Saturday, January 5, 2019

Won't Die Within







I haven't written in a while.  Last year sucked, a lot. A friend who was like another mother to me when my husband and I first got married killed herself in the spring.  Then I lost a friend who was like a mentor to me (he became borderline abusive towards me).  Then I had another close friend, but I got too close.  I didn't respect their boundaries.  I didn't understand boundaries (I've been going through a book on boundaries though (I've almost finished it)).  My mental health has been getting worse.  In early November, I had to be hospitalized for a few days.  I hadn't made a plan to kill myself, but I was in the process of coming up with one.  They put me on Lithium, which pretty much did nothing for me.  It didn't make me better, but it didn't make me worse either.  I was taken off that and put on Tryleptal.  That was a disaster.  My BPD episodes were more frequent and more severe.  I was having several episodes a day - all day.  I'd be extremely emotional, then dissociate, and it'd just keep going back and forth between the two - no middle ground.  It was absolutely exhausting.  I couldn't keep up with it anymore.  I tried calling my psychiatrist, but he didn't return my call in time.  The day after Christmas I told my husband that if I went outside I was going to jump off our apartment building.  Honestly, if I did, it probably wouldn't kill me.  I'd probably have broken bones, though I possibly could become paralyzed.  Many times I nearly drank bleach.  I probably wouldn't drink enough to kill me, but it would cause some damage to my organs. Anyway, my husband was really scared.  He told someone what I had said and next thing I know, the police is at my door.  They took me to the hospital (which was a disaster there).  I was there for a few days.

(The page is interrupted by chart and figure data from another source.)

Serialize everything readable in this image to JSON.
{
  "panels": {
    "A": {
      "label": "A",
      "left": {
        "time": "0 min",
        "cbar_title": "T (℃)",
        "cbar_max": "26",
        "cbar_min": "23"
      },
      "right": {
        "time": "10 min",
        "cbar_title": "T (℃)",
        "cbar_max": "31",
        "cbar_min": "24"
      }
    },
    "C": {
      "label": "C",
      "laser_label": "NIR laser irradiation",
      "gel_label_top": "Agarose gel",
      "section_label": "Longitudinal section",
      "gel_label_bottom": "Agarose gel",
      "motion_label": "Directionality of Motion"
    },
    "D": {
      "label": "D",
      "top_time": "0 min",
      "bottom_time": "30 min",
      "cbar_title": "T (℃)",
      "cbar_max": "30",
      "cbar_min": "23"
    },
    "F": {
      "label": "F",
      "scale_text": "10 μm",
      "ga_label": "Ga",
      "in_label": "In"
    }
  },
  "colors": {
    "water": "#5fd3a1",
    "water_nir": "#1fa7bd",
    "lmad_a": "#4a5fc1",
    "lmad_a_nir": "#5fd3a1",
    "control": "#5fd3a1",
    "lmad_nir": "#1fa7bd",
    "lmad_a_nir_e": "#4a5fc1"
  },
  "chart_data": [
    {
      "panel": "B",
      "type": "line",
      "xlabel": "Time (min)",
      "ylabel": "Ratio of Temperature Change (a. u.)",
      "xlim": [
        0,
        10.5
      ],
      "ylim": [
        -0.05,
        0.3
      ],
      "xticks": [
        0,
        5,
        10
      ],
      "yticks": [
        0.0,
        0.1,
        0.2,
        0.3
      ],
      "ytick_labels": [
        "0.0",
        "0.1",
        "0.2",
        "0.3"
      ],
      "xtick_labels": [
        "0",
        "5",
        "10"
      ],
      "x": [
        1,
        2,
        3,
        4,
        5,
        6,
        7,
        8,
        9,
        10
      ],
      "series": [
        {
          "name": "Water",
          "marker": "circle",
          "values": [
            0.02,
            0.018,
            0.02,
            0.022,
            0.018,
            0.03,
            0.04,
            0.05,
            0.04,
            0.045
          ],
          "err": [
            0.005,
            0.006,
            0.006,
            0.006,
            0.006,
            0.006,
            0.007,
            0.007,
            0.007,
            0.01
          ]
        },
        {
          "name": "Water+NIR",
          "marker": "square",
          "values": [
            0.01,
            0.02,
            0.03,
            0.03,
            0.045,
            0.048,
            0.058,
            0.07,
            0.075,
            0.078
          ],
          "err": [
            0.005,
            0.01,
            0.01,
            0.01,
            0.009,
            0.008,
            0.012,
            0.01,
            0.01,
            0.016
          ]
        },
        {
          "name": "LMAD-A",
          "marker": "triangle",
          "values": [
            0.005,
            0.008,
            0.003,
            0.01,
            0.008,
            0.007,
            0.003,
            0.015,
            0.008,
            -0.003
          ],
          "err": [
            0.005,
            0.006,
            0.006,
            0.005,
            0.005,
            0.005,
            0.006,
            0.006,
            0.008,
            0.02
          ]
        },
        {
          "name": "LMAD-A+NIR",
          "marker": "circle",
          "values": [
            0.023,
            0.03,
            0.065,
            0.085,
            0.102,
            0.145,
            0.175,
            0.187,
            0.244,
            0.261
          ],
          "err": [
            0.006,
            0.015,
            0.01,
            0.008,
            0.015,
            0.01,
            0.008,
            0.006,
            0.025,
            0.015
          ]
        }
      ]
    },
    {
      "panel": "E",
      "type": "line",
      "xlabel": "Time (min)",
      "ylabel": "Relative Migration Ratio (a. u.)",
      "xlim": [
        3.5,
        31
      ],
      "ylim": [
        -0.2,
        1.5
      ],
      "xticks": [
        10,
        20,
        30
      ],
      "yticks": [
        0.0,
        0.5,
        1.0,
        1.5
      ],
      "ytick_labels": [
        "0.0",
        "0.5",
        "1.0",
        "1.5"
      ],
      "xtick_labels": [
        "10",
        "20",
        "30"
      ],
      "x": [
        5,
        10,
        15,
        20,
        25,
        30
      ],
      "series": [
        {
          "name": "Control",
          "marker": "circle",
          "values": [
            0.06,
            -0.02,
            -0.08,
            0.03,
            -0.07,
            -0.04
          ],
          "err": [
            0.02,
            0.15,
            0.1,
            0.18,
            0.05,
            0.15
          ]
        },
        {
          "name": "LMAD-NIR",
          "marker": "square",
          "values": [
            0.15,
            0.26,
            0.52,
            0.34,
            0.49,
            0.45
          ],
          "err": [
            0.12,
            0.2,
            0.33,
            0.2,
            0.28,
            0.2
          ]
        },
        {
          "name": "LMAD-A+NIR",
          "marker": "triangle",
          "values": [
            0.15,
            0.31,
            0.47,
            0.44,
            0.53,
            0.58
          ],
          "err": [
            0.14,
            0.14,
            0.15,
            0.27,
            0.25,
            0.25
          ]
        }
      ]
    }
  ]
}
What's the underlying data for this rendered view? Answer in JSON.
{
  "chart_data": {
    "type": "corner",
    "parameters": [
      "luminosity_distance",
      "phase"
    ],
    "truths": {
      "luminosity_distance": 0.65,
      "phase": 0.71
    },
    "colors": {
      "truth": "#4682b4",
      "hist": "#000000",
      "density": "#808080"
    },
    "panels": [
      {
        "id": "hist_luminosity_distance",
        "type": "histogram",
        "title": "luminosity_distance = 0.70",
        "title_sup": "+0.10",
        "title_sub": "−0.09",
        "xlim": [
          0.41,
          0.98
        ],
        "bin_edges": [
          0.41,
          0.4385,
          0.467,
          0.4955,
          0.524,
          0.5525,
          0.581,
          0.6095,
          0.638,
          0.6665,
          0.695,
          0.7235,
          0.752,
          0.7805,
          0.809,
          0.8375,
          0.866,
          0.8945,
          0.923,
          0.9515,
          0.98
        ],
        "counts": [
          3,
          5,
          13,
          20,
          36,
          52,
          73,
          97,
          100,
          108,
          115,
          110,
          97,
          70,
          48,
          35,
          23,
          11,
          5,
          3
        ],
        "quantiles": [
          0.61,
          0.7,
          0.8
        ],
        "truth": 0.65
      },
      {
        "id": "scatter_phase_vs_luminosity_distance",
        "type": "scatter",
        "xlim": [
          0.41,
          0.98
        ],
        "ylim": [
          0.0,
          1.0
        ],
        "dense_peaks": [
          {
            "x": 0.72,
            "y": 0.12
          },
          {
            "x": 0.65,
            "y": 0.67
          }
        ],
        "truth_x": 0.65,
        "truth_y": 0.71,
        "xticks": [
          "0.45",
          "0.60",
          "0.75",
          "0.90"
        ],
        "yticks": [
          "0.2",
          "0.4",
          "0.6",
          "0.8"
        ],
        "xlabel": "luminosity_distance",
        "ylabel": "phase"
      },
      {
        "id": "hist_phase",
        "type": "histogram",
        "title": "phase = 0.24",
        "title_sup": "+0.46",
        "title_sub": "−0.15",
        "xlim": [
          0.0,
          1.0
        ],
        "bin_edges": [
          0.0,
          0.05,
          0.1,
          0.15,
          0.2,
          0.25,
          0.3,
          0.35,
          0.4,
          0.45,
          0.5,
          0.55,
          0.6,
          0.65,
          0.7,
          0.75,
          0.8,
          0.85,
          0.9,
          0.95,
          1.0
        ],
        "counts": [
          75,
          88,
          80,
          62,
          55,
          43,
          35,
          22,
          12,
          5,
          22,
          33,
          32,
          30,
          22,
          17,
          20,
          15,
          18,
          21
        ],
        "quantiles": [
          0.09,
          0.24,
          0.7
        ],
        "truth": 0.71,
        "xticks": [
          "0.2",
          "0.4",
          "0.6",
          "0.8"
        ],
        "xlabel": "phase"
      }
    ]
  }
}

I got taken off the Tryleptal.  I haven't been put on anything as a replacement yet, but my episodes aren't as bad as when I was on it at least.

My mental health seems to keep getting worse the older I get, and no one seems to be able to help me.  I've wanted to just disappear since I was a kid.  I've been in therapy since I was 12 years old (that's when I was diagnosed with depression).  Ever since I started therapy, I've been bouncing between therapists.  I keep getting transferred to a different therapist because I'm too much for them.  I'm in a lot of therapy throughout the week.

I've been fighting for my life for a long time, and it's tiresome.  Sometimes I get to the point that I just don't want to fight anymore. I get tired of fighting in a losing battle.  There is a war in my brain and I'm losing.  I just throw my hands up and say, "That's it!  I'm done!  I can't do this anymore!"  I've been very nhilistic, and there's just not much I really care about anymore.

Recently I was taking to my mom on the phone and she asked me, "You really want to kill yourself, don't you?"  I had a difficult time answering her.  You see, I'm an empath.  I feel and take on the emotions others have.  When she asked me that, I could feel pain coming from her.  It made me think, "If I were gone, maybe people really would be sad.  I've really been thinking about things and I've decided, I'm going to keep fighting for my life as long as I can.  I can't promise I'll make it out of this alive, but I'm not going to give up.  I have to keep fighting - if not for myself, I need to at least for the people who care about me.  If they haven't given up on me, I need to not give up either.  The enemy isn't going to destroy me, as much as he would enjoy doing that.  I'm not going down without a fight though.  So go on ahead 2019, bring it!  I'm putting my boxing gloves on and I'm not tapping out.